Habana Device Plugin for Kubernetes

This is a Kubernetes device plugin implementation that enables the registration of the Habana device in a container cluster for compute workload. With the appropriate hardware and this plugin deployed in your Kubernetes cluster, you will be able to run jobs that require a Habana device.

The Habana device plugin for Kubernetes is a Daemonset that allows you to automatically:

  • Enable the registration of Habana devices in your Kubernetes cluster.

  • Keep track of the health of your device.

Prerequisites

The below lists the prerequisites needed for running the Habana device plugin:

  • SynapseAI® Software drivers loaded on the system

  • 1.10 <= Kubernetes version <= 1.24

Deployment

Enable Habana® Gaudi® device resource support in Kubernetes.

You must run the device plugin on all the nodes that are equipped with the Habana device by deploying the following Daemonset using the kubectl create command (see the below command).

Note

kubectl needs access to a Kubernetes cluster to implement these commands.
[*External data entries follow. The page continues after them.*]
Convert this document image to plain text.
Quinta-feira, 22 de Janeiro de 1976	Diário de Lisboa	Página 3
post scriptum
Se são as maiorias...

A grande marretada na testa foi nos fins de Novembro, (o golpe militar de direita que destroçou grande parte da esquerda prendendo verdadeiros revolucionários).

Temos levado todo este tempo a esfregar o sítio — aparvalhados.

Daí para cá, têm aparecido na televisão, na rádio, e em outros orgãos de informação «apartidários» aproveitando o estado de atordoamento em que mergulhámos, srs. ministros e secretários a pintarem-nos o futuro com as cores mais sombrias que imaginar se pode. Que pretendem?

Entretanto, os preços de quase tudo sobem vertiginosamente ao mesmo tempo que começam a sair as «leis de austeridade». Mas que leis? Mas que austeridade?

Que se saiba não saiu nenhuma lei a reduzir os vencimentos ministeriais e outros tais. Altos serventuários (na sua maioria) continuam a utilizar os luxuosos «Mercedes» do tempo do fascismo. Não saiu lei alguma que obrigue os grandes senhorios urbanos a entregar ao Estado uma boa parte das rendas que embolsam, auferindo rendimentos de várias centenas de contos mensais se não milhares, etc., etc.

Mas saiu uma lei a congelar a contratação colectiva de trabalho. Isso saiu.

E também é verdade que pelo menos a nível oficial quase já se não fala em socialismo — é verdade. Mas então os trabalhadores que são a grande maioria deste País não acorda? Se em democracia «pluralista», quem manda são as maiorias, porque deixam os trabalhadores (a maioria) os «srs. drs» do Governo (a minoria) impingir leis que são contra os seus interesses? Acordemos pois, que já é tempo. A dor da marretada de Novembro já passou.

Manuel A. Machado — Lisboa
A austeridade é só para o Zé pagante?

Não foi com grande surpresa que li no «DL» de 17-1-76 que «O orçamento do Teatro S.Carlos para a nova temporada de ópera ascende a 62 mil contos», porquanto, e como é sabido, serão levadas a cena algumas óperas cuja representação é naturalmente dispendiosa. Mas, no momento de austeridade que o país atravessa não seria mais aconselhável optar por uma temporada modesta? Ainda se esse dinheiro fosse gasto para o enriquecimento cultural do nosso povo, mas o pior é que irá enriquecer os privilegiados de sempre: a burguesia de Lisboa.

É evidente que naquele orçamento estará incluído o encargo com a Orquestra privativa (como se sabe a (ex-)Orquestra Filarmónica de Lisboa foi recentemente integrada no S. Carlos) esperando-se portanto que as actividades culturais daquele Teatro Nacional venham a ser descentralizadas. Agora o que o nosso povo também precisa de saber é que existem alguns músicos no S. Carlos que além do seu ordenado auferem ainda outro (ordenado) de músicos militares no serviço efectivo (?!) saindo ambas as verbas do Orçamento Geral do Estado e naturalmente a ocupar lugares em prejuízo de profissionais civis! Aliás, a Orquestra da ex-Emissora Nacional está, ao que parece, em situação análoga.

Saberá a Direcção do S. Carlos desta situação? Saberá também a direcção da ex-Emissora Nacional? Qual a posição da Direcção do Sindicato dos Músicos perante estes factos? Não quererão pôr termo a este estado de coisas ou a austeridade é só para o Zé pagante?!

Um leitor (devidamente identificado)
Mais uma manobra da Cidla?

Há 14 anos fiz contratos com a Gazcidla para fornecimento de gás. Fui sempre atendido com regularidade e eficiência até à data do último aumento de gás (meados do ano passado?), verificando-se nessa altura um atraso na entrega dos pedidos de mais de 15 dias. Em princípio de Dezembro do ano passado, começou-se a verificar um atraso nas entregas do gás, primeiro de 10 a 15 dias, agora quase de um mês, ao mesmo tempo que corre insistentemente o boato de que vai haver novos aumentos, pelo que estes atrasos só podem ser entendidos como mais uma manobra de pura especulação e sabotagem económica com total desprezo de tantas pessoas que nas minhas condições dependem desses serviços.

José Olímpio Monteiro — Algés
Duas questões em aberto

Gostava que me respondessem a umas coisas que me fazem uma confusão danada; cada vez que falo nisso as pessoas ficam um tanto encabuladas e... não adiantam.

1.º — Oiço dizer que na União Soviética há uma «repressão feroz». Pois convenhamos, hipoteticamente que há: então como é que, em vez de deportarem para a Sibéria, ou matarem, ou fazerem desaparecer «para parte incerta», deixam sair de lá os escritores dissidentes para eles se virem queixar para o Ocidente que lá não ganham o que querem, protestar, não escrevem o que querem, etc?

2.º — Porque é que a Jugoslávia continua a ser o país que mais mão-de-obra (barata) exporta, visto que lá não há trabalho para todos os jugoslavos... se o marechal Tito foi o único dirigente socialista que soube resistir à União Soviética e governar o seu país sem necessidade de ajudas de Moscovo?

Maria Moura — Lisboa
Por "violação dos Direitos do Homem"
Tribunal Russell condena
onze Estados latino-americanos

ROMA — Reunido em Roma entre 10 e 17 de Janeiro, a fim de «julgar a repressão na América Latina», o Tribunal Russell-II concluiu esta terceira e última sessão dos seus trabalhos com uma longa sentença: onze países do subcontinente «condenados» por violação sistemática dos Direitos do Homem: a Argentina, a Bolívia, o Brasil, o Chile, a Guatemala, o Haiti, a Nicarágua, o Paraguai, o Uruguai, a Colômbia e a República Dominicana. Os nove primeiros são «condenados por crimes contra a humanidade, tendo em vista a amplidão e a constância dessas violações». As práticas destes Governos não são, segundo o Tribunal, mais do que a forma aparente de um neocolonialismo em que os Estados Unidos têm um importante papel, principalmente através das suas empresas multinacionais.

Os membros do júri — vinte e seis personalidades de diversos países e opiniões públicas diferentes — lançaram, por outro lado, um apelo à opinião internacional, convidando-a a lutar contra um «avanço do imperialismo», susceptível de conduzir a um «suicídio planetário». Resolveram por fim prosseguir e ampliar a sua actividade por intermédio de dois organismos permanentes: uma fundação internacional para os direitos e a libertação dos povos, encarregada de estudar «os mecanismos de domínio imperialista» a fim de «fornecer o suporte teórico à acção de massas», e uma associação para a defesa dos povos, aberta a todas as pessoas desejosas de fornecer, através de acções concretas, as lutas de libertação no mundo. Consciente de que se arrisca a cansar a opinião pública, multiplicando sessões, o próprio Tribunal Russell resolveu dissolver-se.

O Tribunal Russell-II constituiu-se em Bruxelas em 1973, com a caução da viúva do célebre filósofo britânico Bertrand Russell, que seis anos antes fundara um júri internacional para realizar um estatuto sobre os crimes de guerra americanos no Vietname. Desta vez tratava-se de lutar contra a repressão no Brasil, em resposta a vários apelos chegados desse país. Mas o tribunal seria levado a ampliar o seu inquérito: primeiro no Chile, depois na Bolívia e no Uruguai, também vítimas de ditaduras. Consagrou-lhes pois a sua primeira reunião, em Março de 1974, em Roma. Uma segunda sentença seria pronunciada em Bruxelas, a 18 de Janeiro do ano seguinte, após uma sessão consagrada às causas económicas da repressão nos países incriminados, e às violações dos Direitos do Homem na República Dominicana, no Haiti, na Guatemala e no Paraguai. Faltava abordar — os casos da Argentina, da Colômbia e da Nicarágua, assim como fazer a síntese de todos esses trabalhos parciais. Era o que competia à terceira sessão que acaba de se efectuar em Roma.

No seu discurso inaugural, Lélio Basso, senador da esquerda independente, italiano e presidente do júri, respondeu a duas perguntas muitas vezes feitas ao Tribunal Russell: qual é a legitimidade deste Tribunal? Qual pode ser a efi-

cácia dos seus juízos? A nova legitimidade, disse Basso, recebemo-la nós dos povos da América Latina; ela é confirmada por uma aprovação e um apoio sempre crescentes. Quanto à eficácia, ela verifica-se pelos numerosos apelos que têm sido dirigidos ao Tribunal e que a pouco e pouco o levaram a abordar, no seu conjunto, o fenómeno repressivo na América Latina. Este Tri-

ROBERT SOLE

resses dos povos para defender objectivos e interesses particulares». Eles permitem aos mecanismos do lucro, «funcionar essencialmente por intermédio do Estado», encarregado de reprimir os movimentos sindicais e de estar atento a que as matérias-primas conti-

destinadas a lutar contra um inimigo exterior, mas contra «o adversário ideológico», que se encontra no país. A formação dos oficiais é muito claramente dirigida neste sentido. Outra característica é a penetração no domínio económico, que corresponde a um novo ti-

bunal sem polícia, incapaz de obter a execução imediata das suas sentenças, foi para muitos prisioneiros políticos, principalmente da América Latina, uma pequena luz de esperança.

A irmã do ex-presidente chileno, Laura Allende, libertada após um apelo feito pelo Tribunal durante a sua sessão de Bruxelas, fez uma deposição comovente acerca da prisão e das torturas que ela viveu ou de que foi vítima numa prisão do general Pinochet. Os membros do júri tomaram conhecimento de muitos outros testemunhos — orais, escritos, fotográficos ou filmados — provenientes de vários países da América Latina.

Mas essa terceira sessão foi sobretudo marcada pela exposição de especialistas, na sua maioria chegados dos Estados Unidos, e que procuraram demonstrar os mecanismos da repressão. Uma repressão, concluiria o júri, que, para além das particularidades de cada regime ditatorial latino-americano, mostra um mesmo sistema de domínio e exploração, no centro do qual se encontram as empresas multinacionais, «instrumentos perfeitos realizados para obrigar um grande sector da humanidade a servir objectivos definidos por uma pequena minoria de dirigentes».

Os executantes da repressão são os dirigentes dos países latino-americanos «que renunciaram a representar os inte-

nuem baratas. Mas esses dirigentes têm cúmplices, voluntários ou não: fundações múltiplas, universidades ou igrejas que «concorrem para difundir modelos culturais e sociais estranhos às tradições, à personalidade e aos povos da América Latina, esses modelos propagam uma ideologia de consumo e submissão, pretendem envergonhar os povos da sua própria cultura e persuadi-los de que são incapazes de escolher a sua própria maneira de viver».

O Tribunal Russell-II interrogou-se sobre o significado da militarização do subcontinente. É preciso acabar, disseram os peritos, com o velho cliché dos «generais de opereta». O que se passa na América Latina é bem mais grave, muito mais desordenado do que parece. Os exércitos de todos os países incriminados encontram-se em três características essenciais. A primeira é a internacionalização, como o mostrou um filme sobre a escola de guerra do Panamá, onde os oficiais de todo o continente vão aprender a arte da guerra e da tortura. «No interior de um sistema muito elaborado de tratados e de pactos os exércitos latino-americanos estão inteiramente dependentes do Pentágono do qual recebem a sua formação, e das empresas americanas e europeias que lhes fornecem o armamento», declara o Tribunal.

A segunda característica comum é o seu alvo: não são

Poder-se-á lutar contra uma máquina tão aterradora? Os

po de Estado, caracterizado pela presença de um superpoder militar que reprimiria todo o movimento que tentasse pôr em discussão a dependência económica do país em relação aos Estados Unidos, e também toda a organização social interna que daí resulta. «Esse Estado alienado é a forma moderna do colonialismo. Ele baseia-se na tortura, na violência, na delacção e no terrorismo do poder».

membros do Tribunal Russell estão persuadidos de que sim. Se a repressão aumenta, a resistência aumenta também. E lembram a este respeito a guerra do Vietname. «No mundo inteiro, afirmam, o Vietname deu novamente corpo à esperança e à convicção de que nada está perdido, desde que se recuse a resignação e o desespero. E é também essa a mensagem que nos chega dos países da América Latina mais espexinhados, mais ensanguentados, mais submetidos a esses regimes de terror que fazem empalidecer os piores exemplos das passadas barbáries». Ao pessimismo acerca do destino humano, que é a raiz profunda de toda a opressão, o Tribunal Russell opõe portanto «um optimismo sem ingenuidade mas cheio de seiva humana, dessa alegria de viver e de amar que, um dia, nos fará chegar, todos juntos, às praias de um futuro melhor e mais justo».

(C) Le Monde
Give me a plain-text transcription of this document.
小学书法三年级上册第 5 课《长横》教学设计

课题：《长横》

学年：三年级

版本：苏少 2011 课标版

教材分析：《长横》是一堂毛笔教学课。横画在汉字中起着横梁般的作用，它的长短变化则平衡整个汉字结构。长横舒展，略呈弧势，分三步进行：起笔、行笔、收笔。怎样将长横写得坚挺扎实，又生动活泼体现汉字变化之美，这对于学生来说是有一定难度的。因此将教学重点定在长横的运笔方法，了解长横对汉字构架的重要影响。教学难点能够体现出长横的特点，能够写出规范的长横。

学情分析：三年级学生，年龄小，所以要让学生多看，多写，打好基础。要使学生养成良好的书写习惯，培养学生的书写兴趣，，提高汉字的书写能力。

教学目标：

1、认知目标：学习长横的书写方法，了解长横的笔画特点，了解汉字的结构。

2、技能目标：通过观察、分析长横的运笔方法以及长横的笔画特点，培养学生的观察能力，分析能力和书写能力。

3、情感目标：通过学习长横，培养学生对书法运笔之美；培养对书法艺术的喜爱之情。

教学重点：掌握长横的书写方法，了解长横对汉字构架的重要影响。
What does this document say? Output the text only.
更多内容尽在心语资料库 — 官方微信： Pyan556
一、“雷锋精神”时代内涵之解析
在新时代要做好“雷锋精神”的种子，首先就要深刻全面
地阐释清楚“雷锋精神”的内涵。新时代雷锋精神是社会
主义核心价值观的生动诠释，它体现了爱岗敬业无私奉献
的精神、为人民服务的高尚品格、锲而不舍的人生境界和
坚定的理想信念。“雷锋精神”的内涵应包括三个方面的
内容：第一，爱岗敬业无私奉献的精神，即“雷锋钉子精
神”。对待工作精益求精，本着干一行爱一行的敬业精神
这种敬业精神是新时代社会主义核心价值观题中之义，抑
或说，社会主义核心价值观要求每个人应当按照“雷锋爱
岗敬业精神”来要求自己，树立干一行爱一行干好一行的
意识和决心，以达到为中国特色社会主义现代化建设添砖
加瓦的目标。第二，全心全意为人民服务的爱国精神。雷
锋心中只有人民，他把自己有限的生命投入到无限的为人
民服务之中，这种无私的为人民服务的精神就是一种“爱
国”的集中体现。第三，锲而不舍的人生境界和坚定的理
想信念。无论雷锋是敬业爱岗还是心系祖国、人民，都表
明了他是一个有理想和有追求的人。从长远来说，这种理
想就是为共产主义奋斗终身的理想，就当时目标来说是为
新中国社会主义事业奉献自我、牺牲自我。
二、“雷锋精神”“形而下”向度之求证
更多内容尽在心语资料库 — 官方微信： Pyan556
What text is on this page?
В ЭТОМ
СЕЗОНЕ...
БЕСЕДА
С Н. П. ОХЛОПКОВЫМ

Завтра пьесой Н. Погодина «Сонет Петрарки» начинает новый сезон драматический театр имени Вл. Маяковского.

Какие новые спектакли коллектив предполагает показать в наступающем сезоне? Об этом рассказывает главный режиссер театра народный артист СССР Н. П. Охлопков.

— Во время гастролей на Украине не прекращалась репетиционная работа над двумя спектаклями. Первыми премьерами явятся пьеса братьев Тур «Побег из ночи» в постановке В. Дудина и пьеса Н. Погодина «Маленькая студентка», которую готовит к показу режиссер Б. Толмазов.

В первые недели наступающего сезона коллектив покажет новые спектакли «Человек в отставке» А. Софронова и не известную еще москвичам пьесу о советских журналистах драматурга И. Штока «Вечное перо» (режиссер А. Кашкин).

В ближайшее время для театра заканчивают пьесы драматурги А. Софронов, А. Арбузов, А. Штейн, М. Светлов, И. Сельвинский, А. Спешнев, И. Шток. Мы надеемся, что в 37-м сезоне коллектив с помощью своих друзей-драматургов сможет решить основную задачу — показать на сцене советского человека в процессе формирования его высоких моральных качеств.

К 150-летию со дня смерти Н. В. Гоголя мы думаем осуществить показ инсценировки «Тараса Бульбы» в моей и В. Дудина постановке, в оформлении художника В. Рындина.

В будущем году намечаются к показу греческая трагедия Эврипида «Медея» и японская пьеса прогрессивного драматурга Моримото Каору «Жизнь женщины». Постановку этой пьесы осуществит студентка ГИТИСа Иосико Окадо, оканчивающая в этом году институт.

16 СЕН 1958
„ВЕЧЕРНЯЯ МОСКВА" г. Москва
For deployment of the device plugin, the associated .yaml file can be used to setup the environment:

$ kubectl create -f
https://vault.habana.ai/artifactory/docker-k8s-device-plugin/habana-k8s-device-plugin.yaml

Check the device plugin deployment status by running the following command:

$ kubectl get pods -n habana-system

Running Gaudi Jobs Example

You can create a Kubernetes Pod that acquires a Gaudi device by using the resource.limits field. This is an example using Habana’s TensorFlow/PyTorch container image:

$ cat <<EOF | kubectl apply -f -

apiVersion: v1
kind: Pod
metadata:
   name: habanalabs-gaudi-demo
spec:
   containers:
      - name: habana-ai-base-container
        image: vault.habana.ai/gaudi-docker/1.11.0/ubuntu20.04/habanalabs/tensorflow-installer-tf-cpu-2.12.1:latest
        workingDir: /root
        command: ["hl-smi"]
        securityContext:
            capabilities:
               add: ["SYS_NICE"]
        resources:
            limits:
               habana.ai/gaudi: 1
EOF
$ cat <<EOF | kubectl apply -f -

apiVersion: v1
kind: Pod
metadata:
   name: habanalabs-gaudi-demo
spec:
   hostIPC: true
   containers:
      - name: habana-ai-base-container
        image: vault.habana.ai/gaudi-docker/1.11.0/ubuntu20.04/habanalabs/pytorch-installer-2.0.1
        workingDir: /root
        command: ["hl-smi"]
        securityContext:
            capabilities:
               add: ["SYS_NICE"]
        resources:
            limits:
               habana.ai/gaudi: 1
EOF

Check the pod status by running the following command:

$ kubectl get pods